Investigation of the Spatial and Temporal Variability of the Precipitation and Temperature Lapse Rates in Greece and its Application in Evaluation and Calibration of Metanalysis Meteorological Data

Accurate meteorological forcing is a prerequisite for reliable hydrological modelling, particularly in regions with complex topography like Greece. Global reanalysis datasets offer continuous coverage but often fail to capture local orographic effects when downscaled using standard, constant lapse rates. This study investigates the spatial and temporal variability of precipitation and temperature gradients across Greece and evaluates their application in calibrating reanalysis data.

We utilized a hybrid dataset comprising long-term records from 140 meteorological stations and a dense network of 777 stations for the year 2023. To process this data, we developed a specialized Python-based algorithm to estimate lapse rates and the Coefficient of Determination ($R^2$) dynamically across the domain. The methodology utilizes a "moving-window" approach, where the window dimensions and moving step were first optimized by maximizing the determination coefficient ($R^2$) to ensure statistical robustness.
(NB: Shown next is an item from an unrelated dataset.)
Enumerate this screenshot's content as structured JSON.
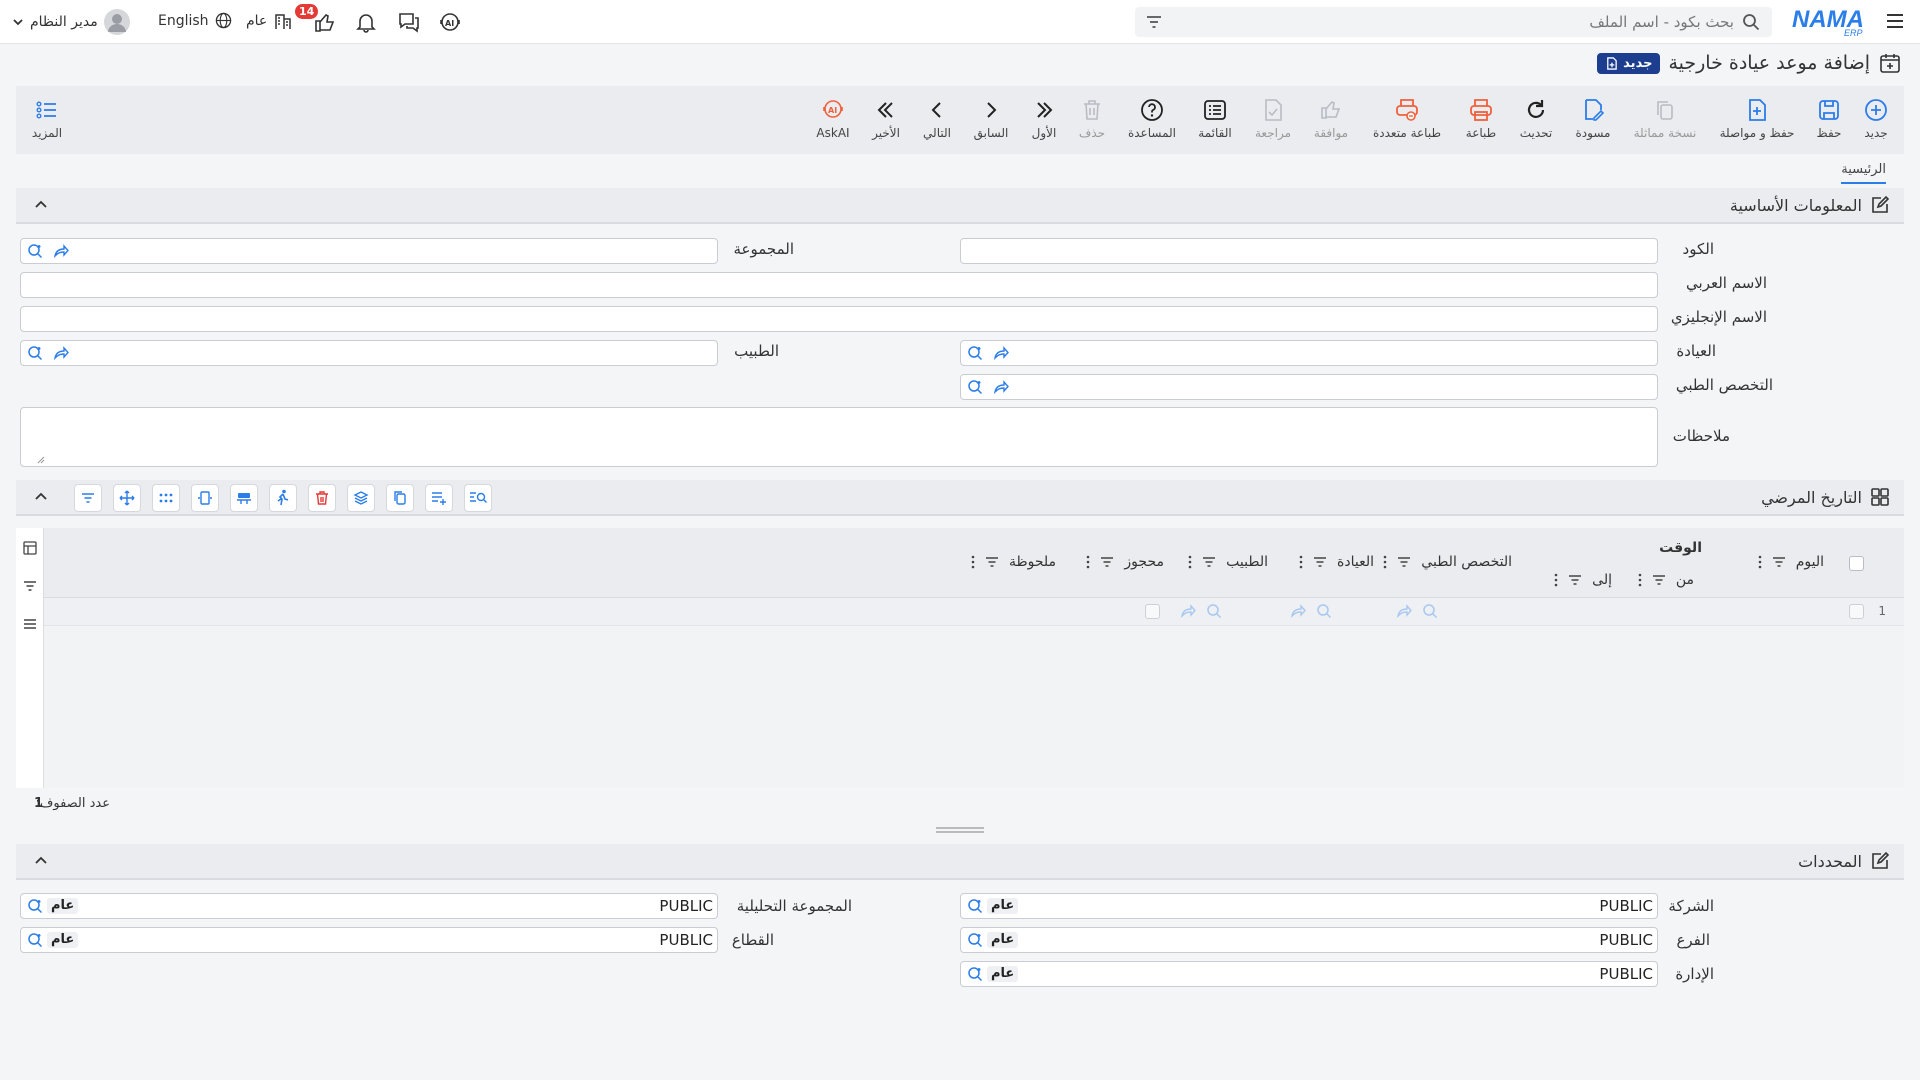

Using these optimized parameters, we estimated the lapse rate and $R^2$ at each grid point of the study area. Subsequently, spatial interpolations were generated to create continuous maps of vertical gradients and their statistical reliability.
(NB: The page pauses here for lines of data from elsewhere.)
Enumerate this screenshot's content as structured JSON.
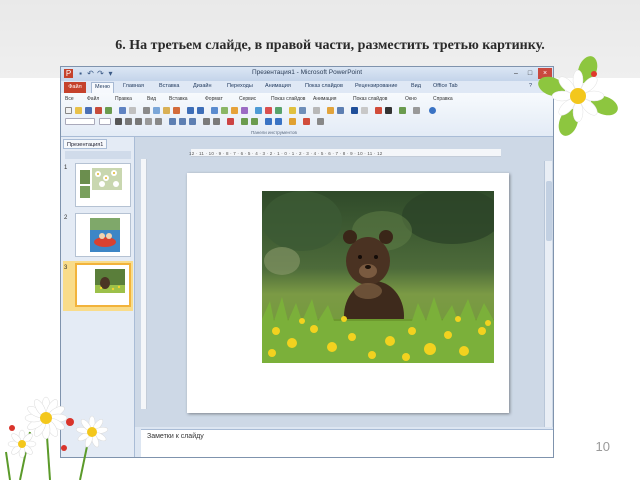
{
  "instruction": "6. На третьем слайде, в правой части, разместить третью картинку.",
  "page_number": "10",
  "window": {
    "title": "Презентация1 - Microsoft PowerPoint"
  },
  "ribbon": {
    "file_tab": "Файл",
    "tabs": [
      "Меню",
      "Главная",
      "Вставка",
      "Дизайн",
      "Переходы",
      "Анимация",
      "Показ слайдов",
      "Рецензирование",
      "Вид",
      "Office Tab"
    ],
    "menu_items": [
      "Все",
      "Файл",
      "Правка",
      "Вид",
      "Вставка",
      "Формат",
      "Сервис",
      "Показ слайдов",
      "Анимация",
      "Показ слайдов",
      "Окно",
      "Справка"
    ],
    "group_label": "Панели инструментов"
  },
  "ruler_text": "12 · 11 · 10 · 9 · 8 · 7 · 6 · 5 · 4 · 3 · 2 · 1 · 0 · 1 · 2 · 3 · 4 · 5 · 6 · 7 · 8 · 9 · 10 · 11 · 12",
  "slides_pane": {
    "tab_label": "Презентация1",
    "close_label": "×",
    "slide_numbers": [
      "1",
      "2",
      "3"
    ],
    "selected_slide": "3"
  },
  "notes_placeholder": "Заметки к слайду"
}
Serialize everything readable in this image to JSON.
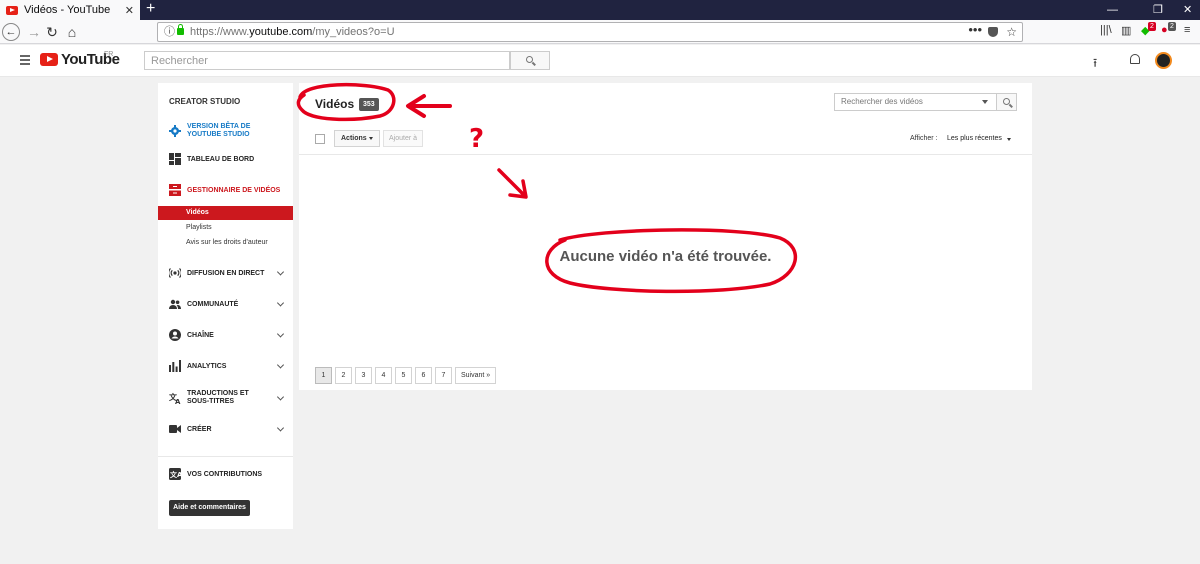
{
  "browser": {
    "tab_title": "Vidéos - YouTube",
    "tab_close": "✕",
    "new_tab": "+",
    "url_host": "https://www.",
    "url_domain": "youtube.com",
    "url_path": "/my_videos?o=U",
    "window_controls": [
      "—",
      "❐",
      "✕"
    ],
    "badges": [
      "2",
      "2"
    ]
  },
  "youtube": {
    "logo_text": "YouTube",
    "country": "FR",
    "search_placeholder": "Rechercher"
  },
  "sidebar": {
    "title": "CREATOR STUDIO",
    "items": [
      {
        "label": "VERSION BÊTA DE YOUTUBE STUDIO",
        "icon": "gear-icon",
        "color": "#167ac6"
      },
      {
        "label": "TABLEAU DE BORD",
        "icon": "dashboard-icon"
      },
      {
        "label": "GESTIONNAIRE DE VIDÉOS",
        "icon": "video-manager-icon",
        "color": "#cc181e"
      },
      {
        "label": "DIFFUSION EN DIRECT",
        "icon": "live-icon"
      },
      {
        "label": "COMMUNAUTÉ",
        "icon": "community-icon"
      },
      {
        "label": "CHAÎNE",
        "icon": "channel-icon"
      },
      {
        "label": "ANALYTICS",
        "icon": "analytics-icon"
      },
      {
        "label": "TRADUCTIONS ET SOUS-TITRES",
        "icon": "translate-icon"
      },
      {
        "label": "CRÉER",
        "icon": "camera-icon"
      },
      {
        "label": "VOS CONTRIBUTIONS",
        "icon": "contributions-icon"
      }
    ],
    "subitems": [
      "Vidéos",
      "Playlists",
      "Avis sur les droits d'auteur"
    ],
    "help_button": "Aide et commentaires"
  },
  "main": {
    "title": "Vidéos",
    "count": "353",
    "search_placeholder": "Rechercher des vidéos",
    "actions_label": "Actions",
    "add_to_label": "Ajouter à",
    "show_label": "Afficher :",
    "sort_value": "Les plus récentes",
    "empty_message": "Aucune vidéo n'a été trouvée.",
    "pages": [
      "1",
      "2",
      "3",
      "4",
      "5",
      "6",
      "7"
    ],
    "next_label": "Suivant »"
  },
  "annotation": {
    "question_mark": "?",
    "color": "#e3001b"
  }
}
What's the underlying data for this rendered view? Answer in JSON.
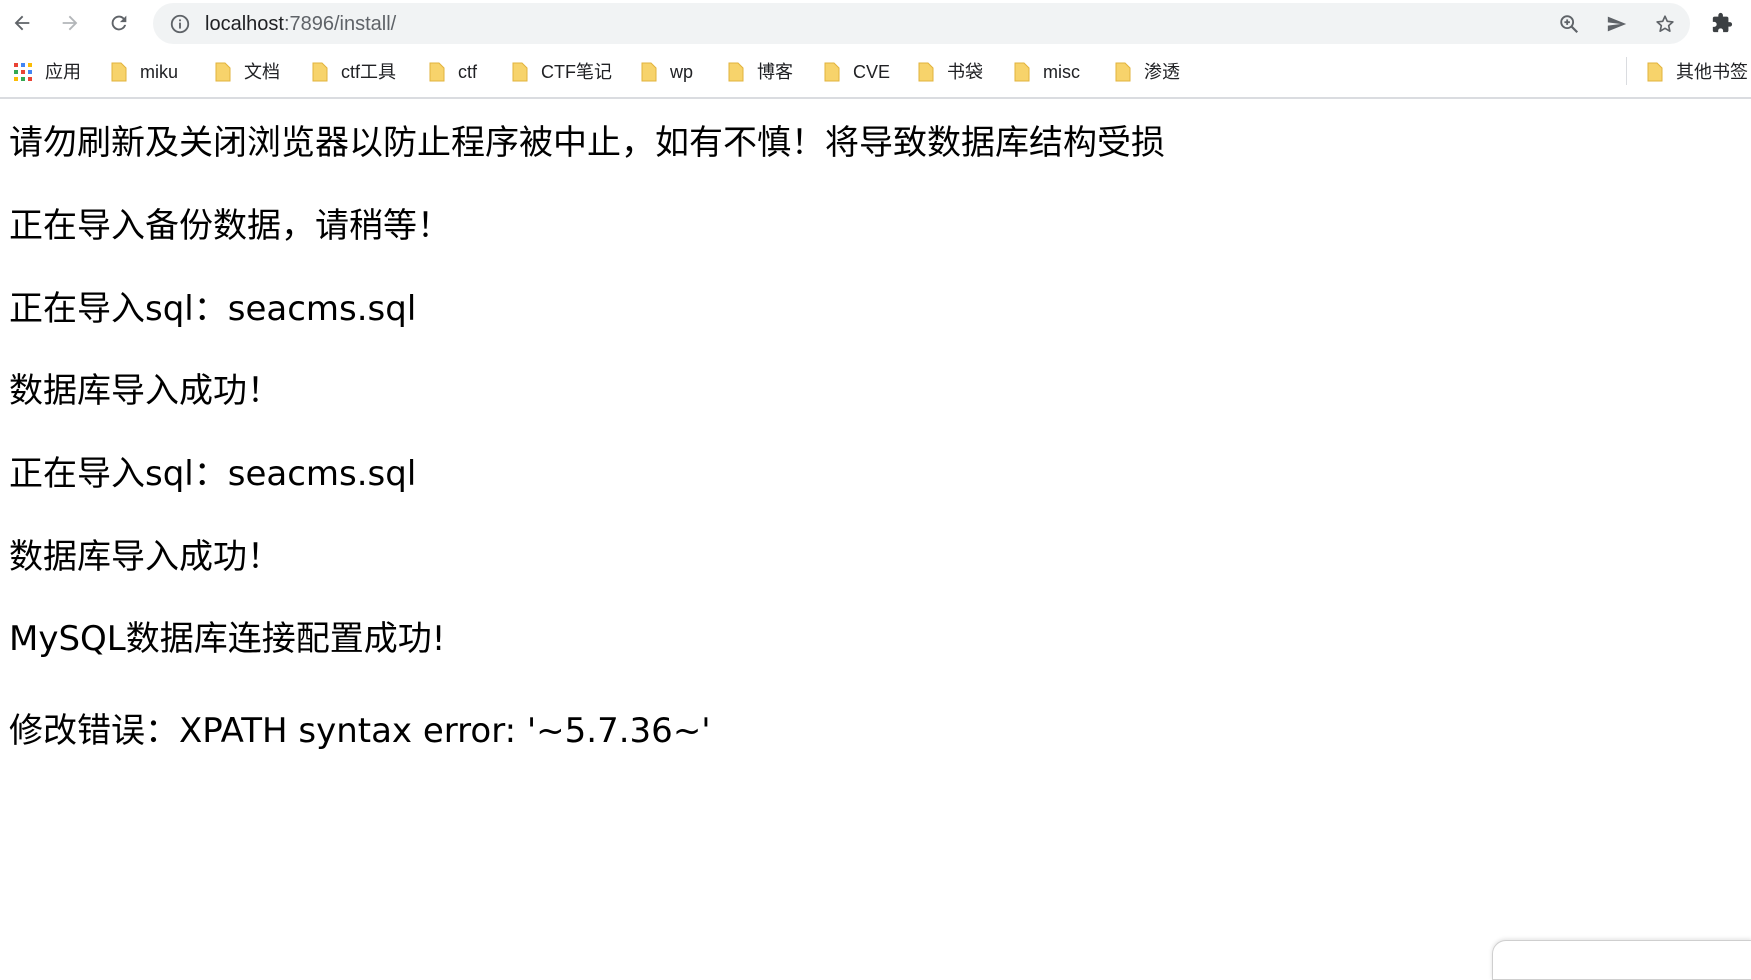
{
  "browser": {
    "url": {
      "host": "localhost",
      "rest": ":7896/install/"
    },
    "bookmarks": [
      {
        "label": "应用",
        "icon": "apps-grid-icon"
      },
      {
        "label": "miku",
        "icon": "folder-icon"
      },
      {
        "label": "文档",
        "icon": "folder-icon"
      },
      {
        "label": "ctf工具",
        "icon": "folder-icon"
      },
      {
        "label": "ctf",
        "icon": "folder-icon"
      },
      {
        "label": "CTF笔记",
        "icon": "folder-icon"
      },
      {
        "label": "wp",
        "icon": "folder-icon"
      },
      {
        "label": "博客",
        "icon": "folder-icon"
      },
      {
        "label": "CVE",
        "icon": "folder-icon"
      },
      {
        "label": "书袋",
        "icon": "folder-icon"
      },
      {
        "label": "misc",
        "icon": "folder-icon"
      },
      {
        "label": "渗透",
        "icon": "folder-icon"
      }
    ],
    "other_bookmarks": {
      "label": "其他书签",
      "icon": "folder-icon"
    },
    "colors": {
      "folder": "#f7d36b",
      "toolbar_icon": "#5f6368",
      "omnibox_bg": "#f1f3f4"
    }
  },
  "page": {
    "lines": [
      "请勿刷新及关闭浏览器以防止程序被中止，如有不慎！将导致数据库结构受损",
      "正在导入备份数据，请稍等！",
      "正在导入sql：seacms.sql",
      "数据库导入成功！",
      "正在导入sql：seacms.sql",
      "数据库导入成功！",
      "MySQL数据库连接配置成功!",
      "修改错误：XPATH syntax error: '~5.7.36~'"
    ]
  }
}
The resulting spatial patterns were analyzed in relation to the country’s distinct geomorphology, including the complex coastline, the orientation of major mountain ranges (Pindos), and the insular environments. The analysis revealed that while temperature lapse rates exhibit high spatial coherence and predictability, precipitation gradients are highly sensitive to local topographic features and continentality.
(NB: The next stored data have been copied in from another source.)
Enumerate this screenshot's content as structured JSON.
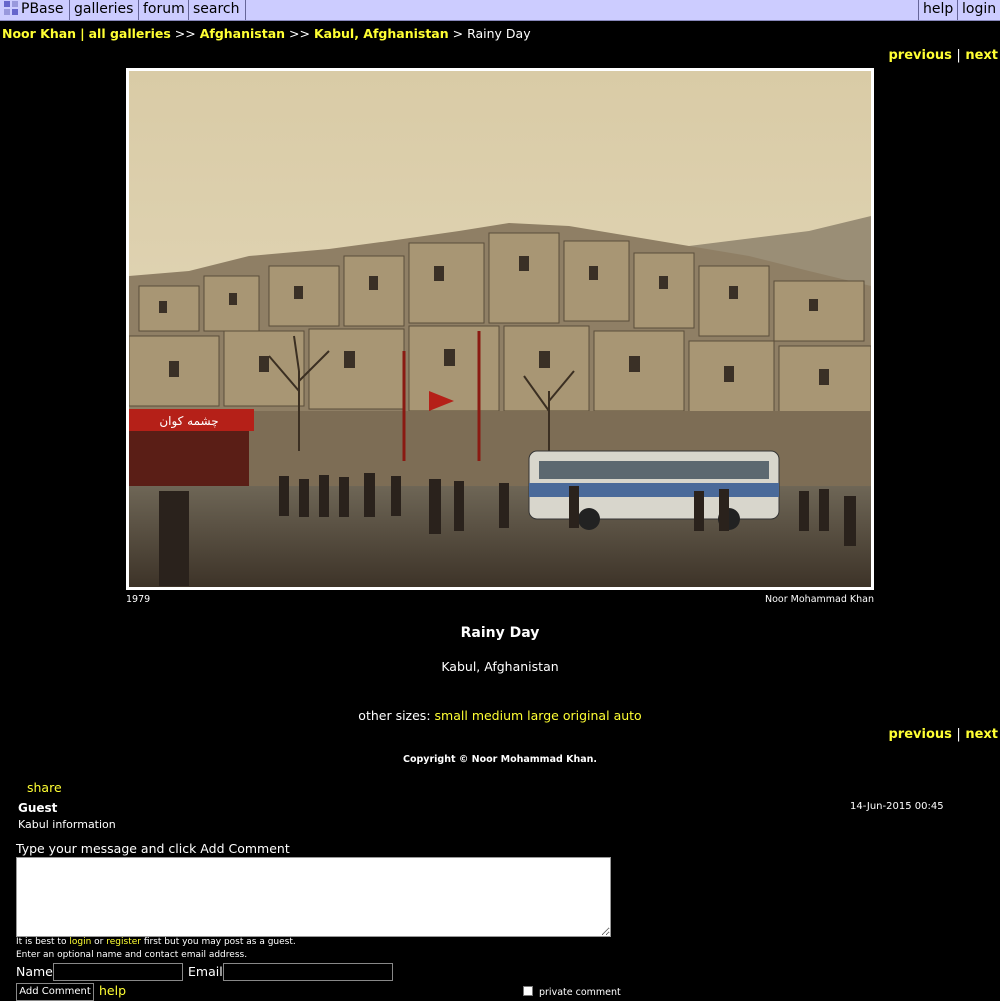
{
  "topbar": {
    "brand": "PBase",
    "galleries": "galleries",
    "forum": "forum",
    "search": "search",
    "help": "help",
    "login": "login"
  },
  "breadcrumb": {
    "owner": "Noor Khan",
    "all_galleries": "all galleries",
    "gallery": "Afghanistan",
    "subgallery": "Kabul, Afghanistan",
    "current": "Rainy Day",
    "sep_pipe": "|",
    "sep_arrow2": ">>",
    "sep_arrow": ">"
  },
  "nav": {
    "previous": "previous",
    "bar": "|",
    "next": "next"
  },
  "photo": {
    "caption_left": "1979",
    "caption_right": "Noor Mohammad Khan",
    "shop_sign": "چشمه کوان"
  },
  "image": {
    "title": "Rainy Day",
    "subtitle": "Kabul, Afghanistan"
  },
  "sizes": {
    "label": "other sizes:",
    "small": "small",
    "medium": "medium",
    "large": "large",
    "original": "original",
    "auto": "auto"
  },
  "copyright": "Copyright © Noor Mohammad Khan.",
  "share": "share",
  "comment": {
    "author": "Guest",
    "date": "14-Jun-2015 00:45",
    "body": "Kabul information"
  },
  "form": {
    "prompt": "Type your message and click Add Comment",
    "note_prefix": "It is best to",
    "login": "login",
    "or": "or",
    "register": "register",
    "note_suffix": "first but you may post as a guest.",
    "note2": "Enter an optional name and contact email address.",
    "name_label": "Name",
    "email_label": "Email",
    "add_button": "Add Comment",
    "help": "help",
    "private_label": "private comment"
  }
}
These empirically derived, spatially explicit lapse rates were applied to downscale and bias-correct AgERA5 temperature and precipitation fields for the DT-Agro Digital Twin. The proposed methodology significantly reduced biases in mountainous and coastal zones compared to standard interpolation methods, demonstrating that geomorphologically informed, dynamic gradient estimation is critical for effective model calibration in data-scarce, complex terrains.